Error-Prone Crypto Exchanges Need Guardrails, FTX.US Head Says

In order to protect investors from the kind of flash crashes that plagued Binance’s U.S. platform on Thursday, cryptocurrency exchanges need to take a page from the equity market.

That’s the view of crypto exchange FTX.US President Brett Harrison. While FTX.US has put in place circuit breakers and other trading limits, those restrictions aren’t required by federal regulators, Harrison said. 

The lack of regulator-imposed guardrails -- while attractive to many crypto advocates -- also comes with drawbacks, which were on display Thursday when the price of Bitcoin briefly plunged to $8,200 within a single minute from around $65,000 on Binance’s U.S. exchange. 

“Those are all self-imposed based on the lack of an existing regulatory regime for spot crypto,” Harrison said on Bloomberg’s “QuickTake Stock” streaming program. “We need to establish good rules for crypto exchanges to exist in this industry and be able to provide similar kinds of safeguards that the existing equity exchanges and futures exchanges provide.”

Error-Prone Crypto Exchanges Need Guardrails, FTX.US Head Says

Under the U.S. Securities and Exchange Commission’s oversight, equity exchanges have circuit breakers in place, which briefly halt trading when prices fall to quickly. No such processes are required for digital-asset platforms. Instead, any trading rules and limits are implemented on an exchange-by-exchange basis, given that the crypto industry has no central governing body. 

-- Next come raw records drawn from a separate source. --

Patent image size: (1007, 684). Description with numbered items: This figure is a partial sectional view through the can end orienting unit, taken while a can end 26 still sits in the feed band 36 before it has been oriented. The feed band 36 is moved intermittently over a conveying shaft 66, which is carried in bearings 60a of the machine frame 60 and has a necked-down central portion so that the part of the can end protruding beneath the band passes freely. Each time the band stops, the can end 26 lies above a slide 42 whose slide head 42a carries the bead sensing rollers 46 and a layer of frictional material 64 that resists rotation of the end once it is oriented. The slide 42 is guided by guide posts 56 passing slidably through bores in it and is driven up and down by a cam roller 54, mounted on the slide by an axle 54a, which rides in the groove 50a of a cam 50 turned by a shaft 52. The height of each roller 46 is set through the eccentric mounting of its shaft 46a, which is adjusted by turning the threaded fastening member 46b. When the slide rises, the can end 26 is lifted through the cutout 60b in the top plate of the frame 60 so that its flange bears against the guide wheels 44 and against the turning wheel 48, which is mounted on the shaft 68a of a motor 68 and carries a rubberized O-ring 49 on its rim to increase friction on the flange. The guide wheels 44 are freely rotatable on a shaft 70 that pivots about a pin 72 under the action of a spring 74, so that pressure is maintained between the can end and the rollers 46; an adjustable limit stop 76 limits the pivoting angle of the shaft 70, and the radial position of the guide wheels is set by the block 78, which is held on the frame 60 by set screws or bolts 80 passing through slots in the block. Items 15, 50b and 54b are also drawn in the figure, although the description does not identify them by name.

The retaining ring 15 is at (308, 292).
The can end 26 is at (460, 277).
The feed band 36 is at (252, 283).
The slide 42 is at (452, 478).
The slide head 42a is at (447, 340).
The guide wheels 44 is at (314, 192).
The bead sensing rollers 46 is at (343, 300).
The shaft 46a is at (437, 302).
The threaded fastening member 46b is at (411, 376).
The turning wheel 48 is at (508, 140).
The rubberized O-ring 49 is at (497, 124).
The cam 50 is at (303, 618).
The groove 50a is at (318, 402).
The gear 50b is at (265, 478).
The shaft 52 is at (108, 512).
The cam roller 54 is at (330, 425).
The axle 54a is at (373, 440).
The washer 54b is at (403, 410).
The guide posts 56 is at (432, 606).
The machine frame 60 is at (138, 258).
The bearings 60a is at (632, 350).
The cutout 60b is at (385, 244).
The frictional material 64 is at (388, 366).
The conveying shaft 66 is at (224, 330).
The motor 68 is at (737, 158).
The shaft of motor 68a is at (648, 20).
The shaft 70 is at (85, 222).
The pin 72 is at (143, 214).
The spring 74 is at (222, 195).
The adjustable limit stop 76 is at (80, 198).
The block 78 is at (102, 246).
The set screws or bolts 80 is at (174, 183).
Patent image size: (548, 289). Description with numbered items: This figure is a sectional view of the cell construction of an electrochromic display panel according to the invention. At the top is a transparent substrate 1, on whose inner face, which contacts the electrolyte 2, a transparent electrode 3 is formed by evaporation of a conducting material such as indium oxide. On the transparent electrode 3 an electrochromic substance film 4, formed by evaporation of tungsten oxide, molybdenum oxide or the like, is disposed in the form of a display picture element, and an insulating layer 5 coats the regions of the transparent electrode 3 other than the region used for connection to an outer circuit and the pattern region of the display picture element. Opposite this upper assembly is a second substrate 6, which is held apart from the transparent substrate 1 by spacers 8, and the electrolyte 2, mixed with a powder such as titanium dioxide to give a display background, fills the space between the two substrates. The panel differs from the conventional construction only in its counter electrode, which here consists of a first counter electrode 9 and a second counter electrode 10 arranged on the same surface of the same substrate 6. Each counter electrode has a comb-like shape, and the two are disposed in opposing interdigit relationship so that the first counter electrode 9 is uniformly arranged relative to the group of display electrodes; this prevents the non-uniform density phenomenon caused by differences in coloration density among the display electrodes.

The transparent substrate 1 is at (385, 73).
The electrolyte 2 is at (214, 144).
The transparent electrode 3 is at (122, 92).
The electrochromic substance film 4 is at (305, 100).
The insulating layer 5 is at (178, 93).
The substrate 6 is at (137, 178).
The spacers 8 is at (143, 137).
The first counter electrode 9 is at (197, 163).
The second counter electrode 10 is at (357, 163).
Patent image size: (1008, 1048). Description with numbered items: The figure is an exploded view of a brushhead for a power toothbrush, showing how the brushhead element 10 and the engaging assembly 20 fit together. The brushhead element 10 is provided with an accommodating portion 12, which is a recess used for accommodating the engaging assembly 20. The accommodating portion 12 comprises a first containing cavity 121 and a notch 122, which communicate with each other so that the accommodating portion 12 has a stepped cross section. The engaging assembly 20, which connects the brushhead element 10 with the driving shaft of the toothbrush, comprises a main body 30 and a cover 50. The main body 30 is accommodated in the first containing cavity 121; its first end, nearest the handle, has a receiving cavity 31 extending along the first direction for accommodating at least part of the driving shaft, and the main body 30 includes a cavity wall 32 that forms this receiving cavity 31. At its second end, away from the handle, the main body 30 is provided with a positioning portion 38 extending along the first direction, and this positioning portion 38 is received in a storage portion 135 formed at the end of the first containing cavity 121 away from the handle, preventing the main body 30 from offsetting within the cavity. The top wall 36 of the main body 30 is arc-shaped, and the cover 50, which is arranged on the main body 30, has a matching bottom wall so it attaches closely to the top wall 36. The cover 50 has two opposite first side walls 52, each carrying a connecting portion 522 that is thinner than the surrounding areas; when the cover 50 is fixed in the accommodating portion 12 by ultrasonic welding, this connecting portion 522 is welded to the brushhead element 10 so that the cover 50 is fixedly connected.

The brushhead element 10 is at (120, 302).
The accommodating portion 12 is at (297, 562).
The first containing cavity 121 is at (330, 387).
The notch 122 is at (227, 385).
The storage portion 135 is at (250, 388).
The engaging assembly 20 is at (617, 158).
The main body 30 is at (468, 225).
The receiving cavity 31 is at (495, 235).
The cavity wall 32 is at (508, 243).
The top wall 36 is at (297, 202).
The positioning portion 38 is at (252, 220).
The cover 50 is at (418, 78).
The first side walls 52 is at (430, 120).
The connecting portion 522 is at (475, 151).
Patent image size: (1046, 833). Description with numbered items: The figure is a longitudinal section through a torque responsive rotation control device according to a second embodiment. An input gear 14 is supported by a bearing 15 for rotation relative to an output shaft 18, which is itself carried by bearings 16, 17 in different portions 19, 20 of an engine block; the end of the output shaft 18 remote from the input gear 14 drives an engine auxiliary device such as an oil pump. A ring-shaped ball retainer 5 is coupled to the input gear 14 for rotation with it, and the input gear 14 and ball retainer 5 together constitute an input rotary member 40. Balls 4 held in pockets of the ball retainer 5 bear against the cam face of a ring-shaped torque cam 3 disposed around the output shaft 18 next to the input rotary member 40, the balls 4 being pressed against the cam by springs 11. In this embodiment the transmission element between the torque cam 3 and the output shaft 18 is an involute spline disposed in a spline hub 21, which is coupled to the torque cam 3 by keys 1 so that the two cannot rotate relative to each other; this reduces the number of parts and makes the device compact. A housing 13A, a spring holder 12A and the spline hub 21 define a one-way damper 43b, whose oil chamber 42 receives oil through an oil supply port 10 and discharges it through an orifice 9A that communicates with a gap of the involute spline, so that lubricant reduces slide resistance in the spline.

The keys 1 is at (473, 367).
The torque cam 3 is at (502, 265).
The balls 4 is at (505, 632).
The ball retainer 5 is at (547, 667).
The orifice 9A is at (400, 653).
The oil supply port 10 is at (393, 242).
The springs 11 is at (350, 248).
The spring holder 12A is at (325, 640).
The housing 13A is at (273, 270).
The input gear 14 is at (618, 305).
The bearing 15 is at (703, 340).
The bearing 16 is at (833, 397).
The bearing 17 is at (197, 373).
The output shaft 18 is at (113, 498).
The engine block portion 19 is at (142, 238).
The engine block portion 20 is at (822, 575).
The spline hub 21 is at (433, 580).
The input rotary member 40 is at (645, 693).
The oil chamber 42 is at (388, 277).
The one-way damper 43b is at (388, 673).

The lack of such oversight may explain why the SEC was comfortable allowing the first futures-backed Bitcoin exchange-traded funds to launch this week -- given that futures trade on regulated exchanges -- but has yet to approve physically backed funds, Harrison said.

“When regulators are looking at the crypto markets now compared to, for example, the equity markets, they’re asking the questions, are these markets mature and do they have all the safeguards in place that allow for orderly execution?” Harrison said. “It’s, for example, the reason why the SEC has been comfortable with a futures backed ETF, but not yet a spot backed ETF.”